Afrobear(Posted 2015) [#1]
I want to make a sports sim game and I've been wondering how I should make the database for it.

Let's say the game's gonna have 20.000+ players, 500+ teams, etc, etc.

What's the "best" way to do this?

I thought of making arrays for each of their stats, like:

PlayerName[]
PlayerAge[]
etc..

PlayerName[0] would save the name of player of ID 0, PlayerAge[0] would save his age. PlayerName[116] would save ID 116 player's name, and so on...

I don't think objects would be a reasonable way so I kinda discarded it.
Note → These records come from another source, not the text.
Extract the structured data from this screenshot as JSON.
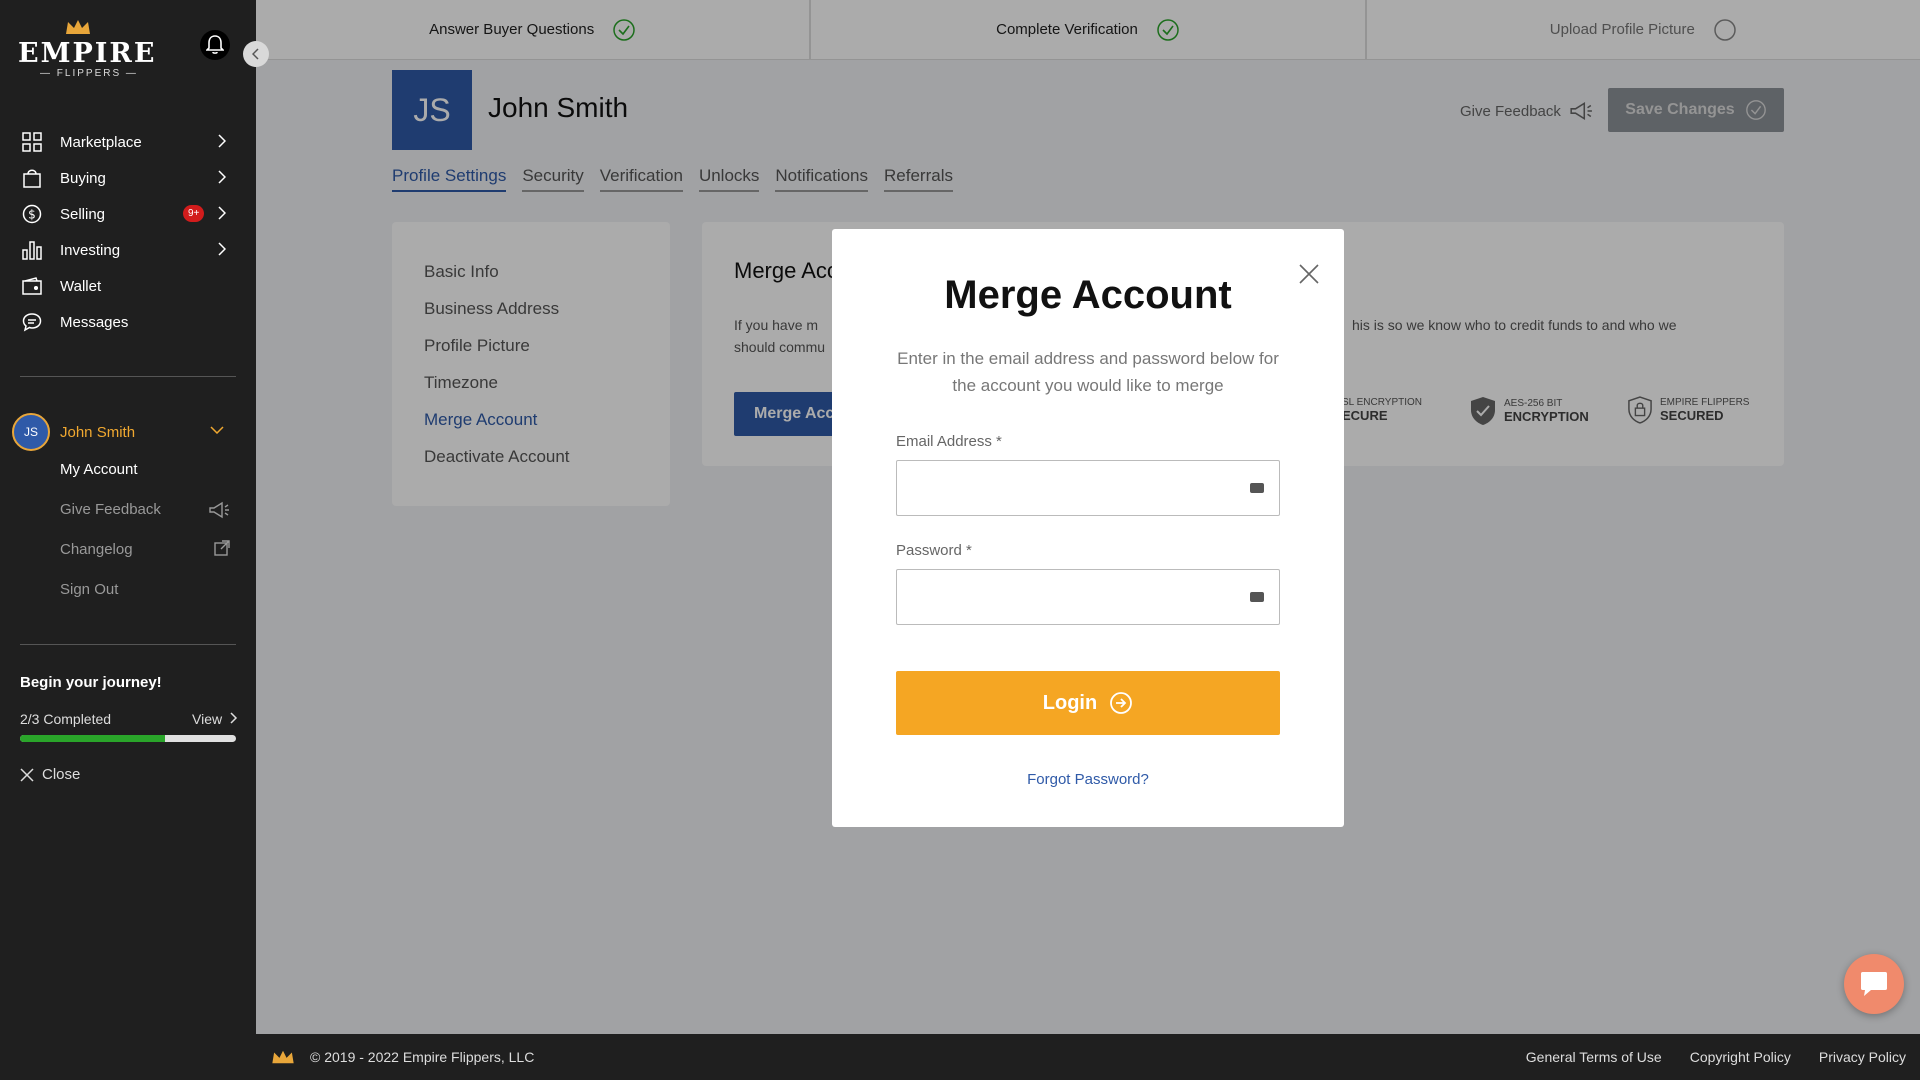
{
  "brand": {
    "name": "EMPIRE",
    "sub": "— FLIPPERS —"
  },
  "sidebar": {
    "nav": [
      {
        "label": "Marketplace",
        "icon": "grid-icon",
        "chevron": true
      },
      {
        "label": "Buying",
        "icon": "bag-icon",
        "chevron": true
      },
      {
        "label": "Selling",
        "icon": "dollar-icon",
        "chevron": true,
        "badge": "9+"
      },
      {
        "label": "Investing",
        "icon": "bar-chart-icon",
        "chevron": true
      },
      {
        "label": "Wallet",
        "icon": "wallet-icon",
        "chevron": false
      },
      {
        "label": "Messages",
        "icon": "chat-icon",
        "chevron": false
      }
    ],
    "user": {
      "initials": "JS",
      "name": "John Smith"
    },
    "user_menu": [
      "My Account",
      "Give Feedback",
      "Changelog",
      "Sign Out"
    ],
    "journey": {
      "title": "Begin your journey!",
      "progress_text": "2/3 Completed",
      "view_label": "View",
      "progress": 0.67
    },
    "close_label": "Close"
  },
  "steps": [
    {
      "label": "Answer Buyer Questions",
      "done": true
    },
    {
      "label": "Complete Verification",
      "done": true
    },
    {
      "label": "Upload Profile Picture",
      "done": false
    }
  ],
  "profile": {
    "initials": "JS",
    "name": "John Smith",
    "give_feedback": "Give Feedback",
    "save_label": "Save Changes"
  },
  "tabs": [
    "Profile Settings",
    "Security",
    "Verification",
    "Unlocks",
    "Notifications",
    "Referrals"
  ],
  "settings_menu": [
    "Basic Info",
    "Business Address",
    "Profile Picture",
    "Timezone",
    "Merge Account",
    "Deactivate Account"
  ],
  "main_card": {
    "title": "Merge Acc",
    "desc_left": "If you have m",
    "desc_left2": "should commu",
    "desc_right": "his is so we know who to credit funds to and who we",
    "button": "Merge Acc",
    "badges": [
      {
        "top": "SL ENCRYPTION",
        "bottom": "ECURE"
      },
      {
        "top": "AES-256 BIT",
        "bottom": "ENCRYPTION"
      },
      {
        "top": "EMPIRE FLIPPERS",
        "bottom": "SECURED"
      }
    ]
  },
  "modal": {
    "title": "Merge Account",
    "subtitle": "Enter in the email address and password below for the account you would like to merge",
    "email_label": "Email Address *",
    "email_value": "",
    "password_label": "Password *",
    "password_value": "",
    "login_label": "Login",
    "forgot_label": "Forgot Password?"
  },
  "footer": {
    "copyright": "© 2019 - 2022 Empire Flippers, LLC",
    "links": [
      "General Terms of Use",
      "Copyright Policy",
      "Privacy Policy"
    ]
  },
  "colors": {
    "accent": "#2f5aa8",
    "orange": "#f5a623",
    "green": "#2aa52a",
    "badge": "#d21c1c"
  }
}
Or saving stuff to a txt would be better? Would be more complex and accessing it would be slower but wouldn't waste so much memory.

Waiting for your opinions... Thanks! :)


muddy_shoes(Posted 2015) [#2]
There is no general best way. What suits your game for in-memory and storage structure will depend on the platforms you target and your query pattern. The most flexible approach is probably to use something like SQLite and create in-memory caches for the most frequent accesses. That could well be over-engineered if you have simple access requirements though.
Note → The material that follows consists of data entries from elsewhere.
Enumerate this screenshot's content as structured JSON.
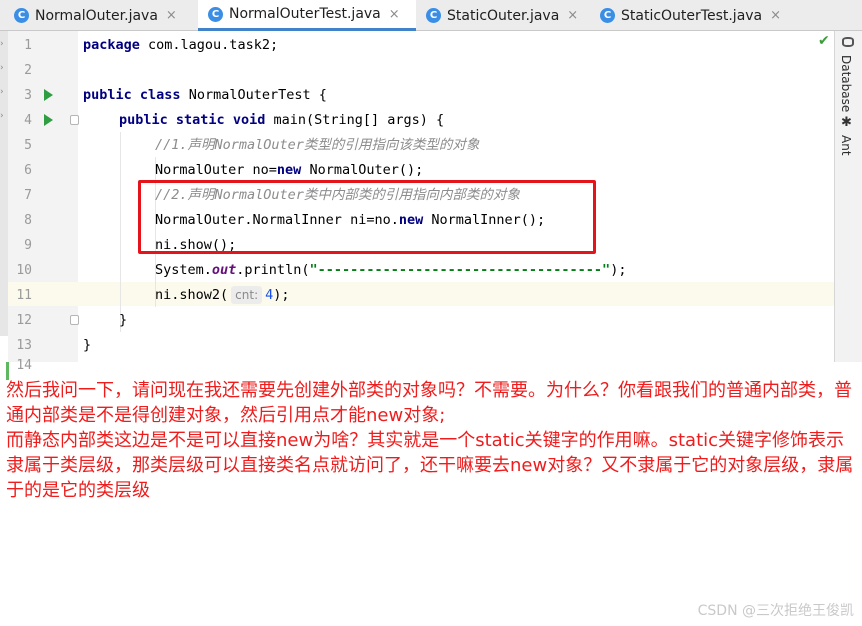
{
  "tabs": [
    {
      "label": "NormalOuter.java",
      "icon": "class-icon",
      "active": false
    },
    {
      "label": "NormalOuterTest.java",
      "icon": "class-icon",
      "active": true
    },
    {
      "label": "StaticOuter.java",
      "icon": "class-icon",
      "active": false
    },
    {
      "label": "StaticOuterTest.java",
      "icon": "class-icon",
      "active": false
    }
  ],
  "tab_icon_letter": "C",
  "close_glyph": "×",
  "line_numbers": [
    "1",
    "2",
    "3",
    "4",
    "5",
    "6",
    "7",
    "8",
    "9",
    "10",
    "11",
    "12",
    "13",
    "14"
  ],
  "code": {
    "l1_kw": "package",
    "l1_rest": " com.lagou.task2;",
    "l3_kw1": "public",
    "l3_kw2": "class",
    "l3_rest": " NormalOuterTest {",
    "l4_kw1": "public",
    "l4_kw2": "static",
    "l4_kw3": "void",
    "l4_rest": " main(String[] args) {",
    "l5_comment": "//1.声明NormalOuter类型的引用指向该类型的对象",
    "l6_a": "NormalOuter no=",
    "l6_kw": "new",
    "l6_b": " NormalOuter();",
    "l7_comment": "//2.声明NormalOuter类中内部类的引用指向内部类的对象",
    "l8_a": "NormalOuter.NormalInner ni=no.",
    "l8_kw": "new",
    "l8_b": " NormalInner();",
    "l9": "ni.show();",
    "l10_a": "System.",
    "l10_field": "out",
    "l10_b": ".println(",
    "l10_str": "\"-----------------------------------\"",
    "l10_c": ");",
    "l11_a": "ni.show2(",
    "l11_hint": "cnt:",
    "l11_num": "4",
    "l11_b": ");",
    "l12": "}",
    "l13": "}"
  },
  "side_panel": {
    "database_label": "Database",
    "ant_label": "Ant"
  },
  "annotation": {
    "p1": "然后我问一下，请问现在我还需要先创建外部类的对象吗？不需要。为什么？你看跟我们的普通内部类，普通内部类是不是得创建对象，然后引用点才能new对象;",
    "p2": "而静态内部类这边是不是可以直接new为啥？其实就是一个static关键字的作用嘛。static关键字修饰表示隶属于类层级，那类层级可以直接类名点就访问了，还干嘛要去new对象？又不隶属于它的对象层级，隶属于的是它的类层级"
  },
  "watermark": "CSDN @三次拒绝王俊凯",
  "colors": {
    "keyword": "#000080",
    "comment": "#8c8c8c",
    "string": "#067d17",
    "annotation_text": "#ee1c1c",
    "highlight_box": "#e5141a",
    "run_gutter": "#2f9e43"
  }
}
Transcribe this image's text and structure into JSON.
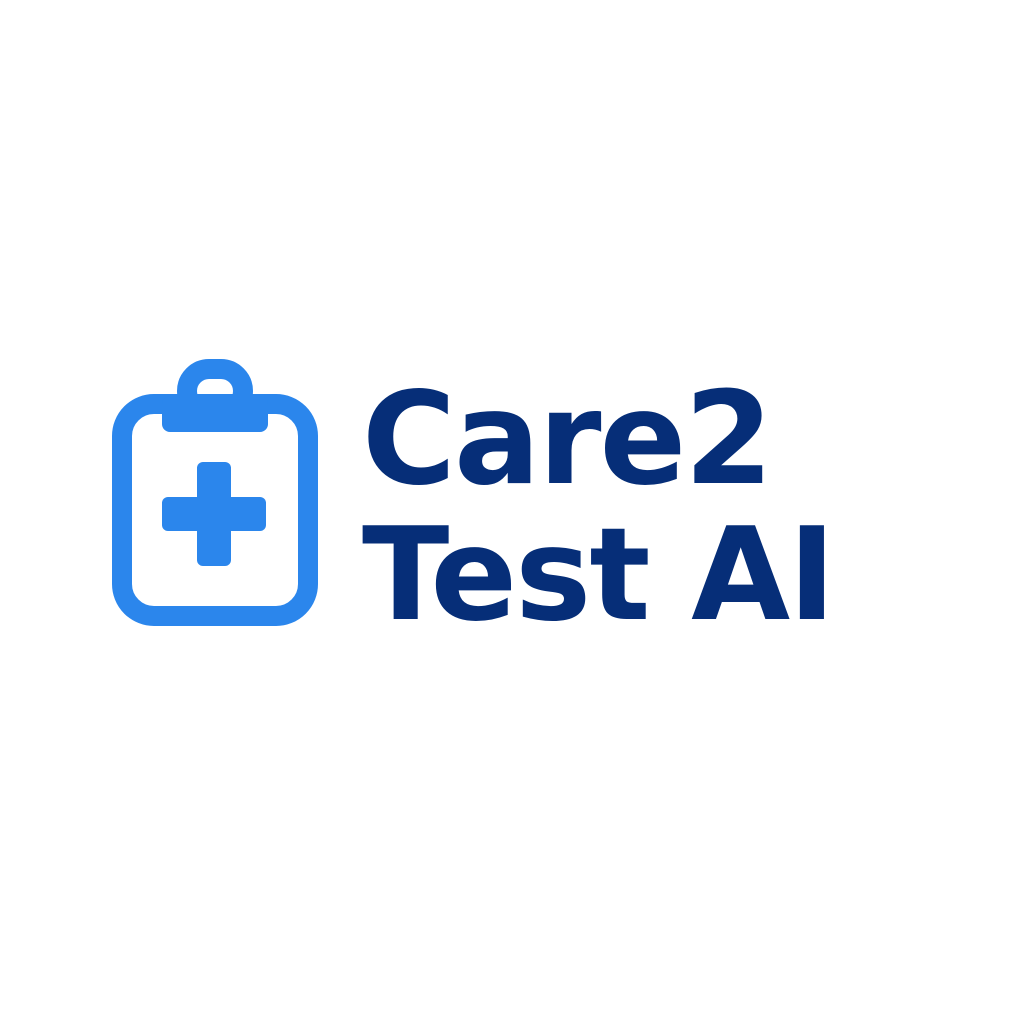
{
  "brand": {
    "line1": "Care2",
    "line2": "Test AI",
    "icon": "clipboard-medical-cross-icon"
  },
  "colors": {
    "icon": "#2b86ec",
    "text": "#062e78",
    "background": "#ffffff"
  }
}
nullterm(Posted 2015) [#3]
Depends how much each player takes.

If a player is 100 bytes, then you could keep everything in memory (100 x 20,000 = 2 megs).

If a player is 10,000 bytes (200 meg total), then you'll need to keep everything on disk and only read in relevant players in a memory cache like muddy_shoes said.
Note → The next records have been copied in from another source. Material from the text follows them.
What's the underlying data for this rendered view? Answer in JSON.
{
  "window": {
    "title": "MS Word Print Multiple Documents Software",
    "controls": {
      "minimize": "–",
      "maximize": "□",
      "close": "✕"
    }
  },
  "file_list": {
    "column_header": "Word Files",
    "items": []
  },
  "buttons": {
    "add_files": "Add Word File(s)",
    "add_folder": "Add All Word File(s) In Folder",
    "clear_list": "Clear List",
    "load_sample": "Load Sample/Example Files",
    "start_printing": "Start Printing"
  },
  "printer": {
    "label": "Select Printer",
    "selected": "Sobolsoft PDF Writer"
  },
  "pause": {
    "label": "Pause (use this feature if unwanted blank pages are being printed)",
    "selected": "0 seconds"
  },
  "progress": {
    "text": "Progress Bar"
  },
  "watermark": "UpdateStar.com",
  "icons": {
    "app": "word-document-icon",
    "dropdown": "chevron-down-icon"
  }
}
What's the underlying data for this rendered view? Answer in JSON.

Objects might be fine. I'd go that route. Really there's two paths (http://stackoverflow.com/questions/17924705/structure-of-arrays-vs-array-of-structures-in-cuda):

Arrays of Structures:
players:Player[]

Structure of Arrays:
playerName:String[]
playerAge:Int[]

I'd prefer AoS. And (if a large db) just load/cache only players being "used" by the simulation.

SoA makes more sense if you are doing super hardcore highly optimized operations across all players (like averaging all the ages of all players).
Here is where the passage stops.